18.yatı

18.9K 1.6K 272
                                    

Kocasının sırtına dokunurak "Esma" diye uyarmasıyla kendine gelen kadın coşkuyla kayınvalidesinin elini tuttu, çekse de bırakmazdı artık, tutmuştu bir kere. Titreyen elleri ile önce çenesine sonra alnına götürdü

Onca şeye rağmen hiç nefret etmemişti bu kadından. Anneydi o, tabiki oğlunu kaybetmekten korkuyor kendi meşrebince korumaya çalışıyordu.

Dolu gözleriyle "hoşbulduk efendim" dedi. Keriman hanım kaşlarını çatarak tatlısert konuştu

- Sana kızım dediysem, senin de anne demen gerekir.

- N'nasıl uygun görürseniz anne.

Tarık şu an öyle mutluydu ki, iki kadını da kanatlarının altına alarak sımsıkı sarıldı.

- Güzellerim benim, çok mutlu ettiniz beni.

İkisinin başının üzerine de birer öpücük kondurdu. Onun da gözleri dolmuştu mutluluktan. Heyecanla babasına baktı.

Yahya bey oğlu ile yaptığı konuşmadan bu yana, sürekli karısını yumuşatmaya çalışıyordu, ama bu kadarını kendisi de tahmin etmemişti.

- Eh bu durumda bana da baba demen gerekir.
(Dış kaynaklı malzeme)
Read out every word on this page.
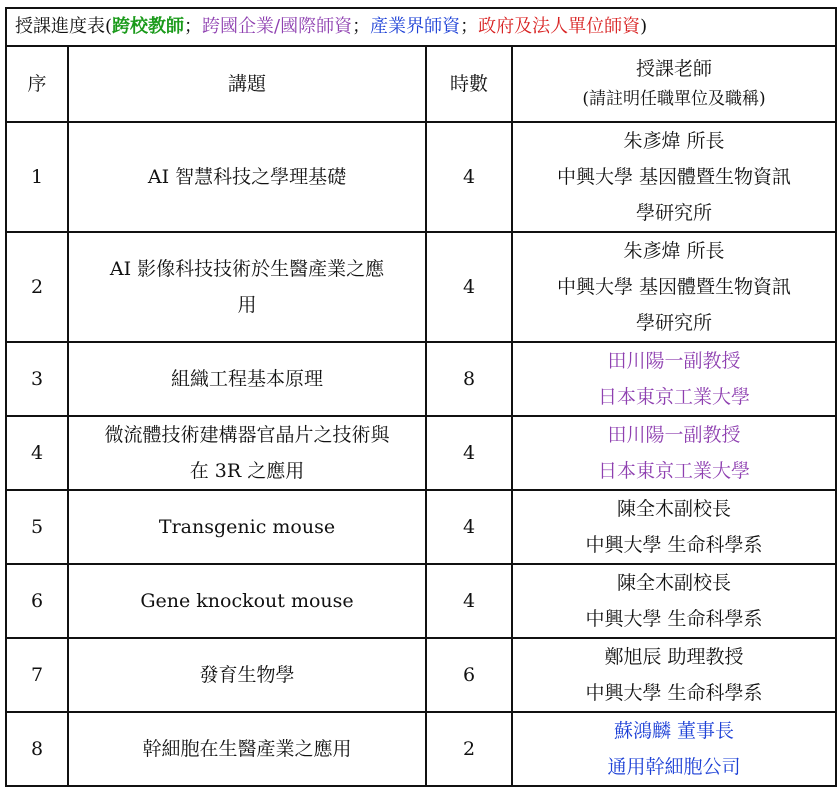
授課進度表(跨校教師；跨國企業/國際師資；產業界師資；政府及法人單位師資)			
序	講題	時數	授課老師
(請註明任職單位及職稱)

1	AI 智慧科技之學理基礎	4	朱彥煒 所長
中興大學 基因體暨生物資訊
學研究所

2	AI 影像科技技術於生醫產業之應
用	4	朱彥煒 所長
中興大學 基因體暨生物資訊
學研究所

3	組織工程基本原理	8	田川陽一副教授
日本東京工業大學

4	微流體技術建構器官晶片之技術與
在 3R 之應用	4	田川陽一副教授
日本東京工業大學

5	Transgenic mouse	4	陳全木副校長
中興大學 生命科學系

6	Gene knockout mouse	4	陳全木副校長
中興大學 生命科學系

7	發育生物學	6	鄭旭辰 助理教授
中興大學 生命科學系

8	幹細胞在生醫產業之應用	2	蘇鴻麟 董事長
通用幹細胞公司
Esma hiç beklemediği yakınlık karşısında kendini mahcup hissetti. Daha bu sabah neler düşünmüştü bu aile hakkında.

- Teşekkür ederim baba.

Yahya bey kendisine "baba" demesine izin vermediği için, içten içe hep bir mahcubiyet taşıyordu zaten, şimdi rahatladığını hissetti.

- Ooo gelmişsiniz.

Funda verandadaki manzarayı çözmekte zorlandı. Herkes mutlu mutlu gülümsüyordu. Hadi anne basını, hatta Tarığı da anlardı ama bu kadın neye gülümsüyordu ki.

- Maasallah keyifler de yerinde? Bana sarılmak yok mu?

- Gel sana da ben sarılayım.

Kucağını açan babasını ikiletmeden sokuldu, hala annesi ve bu kadının Tarığın kolları arasında olmasını anlayamıyordu. Annesine sarılması normaldi, karısına neden sarılıyordu ki, aynı evden gelmemişler miydi? Annesi de neye bu kadar mutlu olduysa!

Keriman hanım oğlundan ayrılarak konuştu

- Ben mutfağa bir bakayım, sen de gelmek ister misin kızım.

Funda atıldı
- Yok anne, benlik bir iş yok zaten.

- Sen de gelebilirsin tabi, ben Esmaya sormuştum.

Funda tokat yemişten beter olmuştu.

- Sen öyle kızım deyince bana diyorsun sandım.

- Esma bize bir adım attı, ben de büyüğü olarak aradaki mesafeyi kaldırmayı uygun gördüm. Bundan sonra o da benim bir kızım.

Annesinin sözleriyle dehşete düştü Funda. Bu kadına karşı en önemli müttefiki annesiydi, ama onu da zehirlemeyi başarmıştı yılan kadın!

Tek kaşını kaldırarak anladığını belirtir gibi başını salladı. Tebrik edecek hali yoktu.

Çok geçmeden Kamuran teyze, Kızları Yağmur, Bahar, Baharın kocası Tevfik, torunu Alin bahçe girişinde gözüktü.

Esma bunun ilk sınavı olduğunu düşünüp Allah'a sığındı. Kocası ne kadar gergin olduğunu fark ediyordu. Şirkette olduğu gibi sıkıca belini sararak varlığını hissettirdi.

Önden gelen Kamuran teyze Esmaya sarılıp elini öptürdü, geç de olsa tanıştıklarına memnun olduğunu söylemeyi ihmal etmedi.

Bahar Esma ile hastaneden tanışıklıklarını hatırlatıp çok değişmiş bulduğunu söyledi.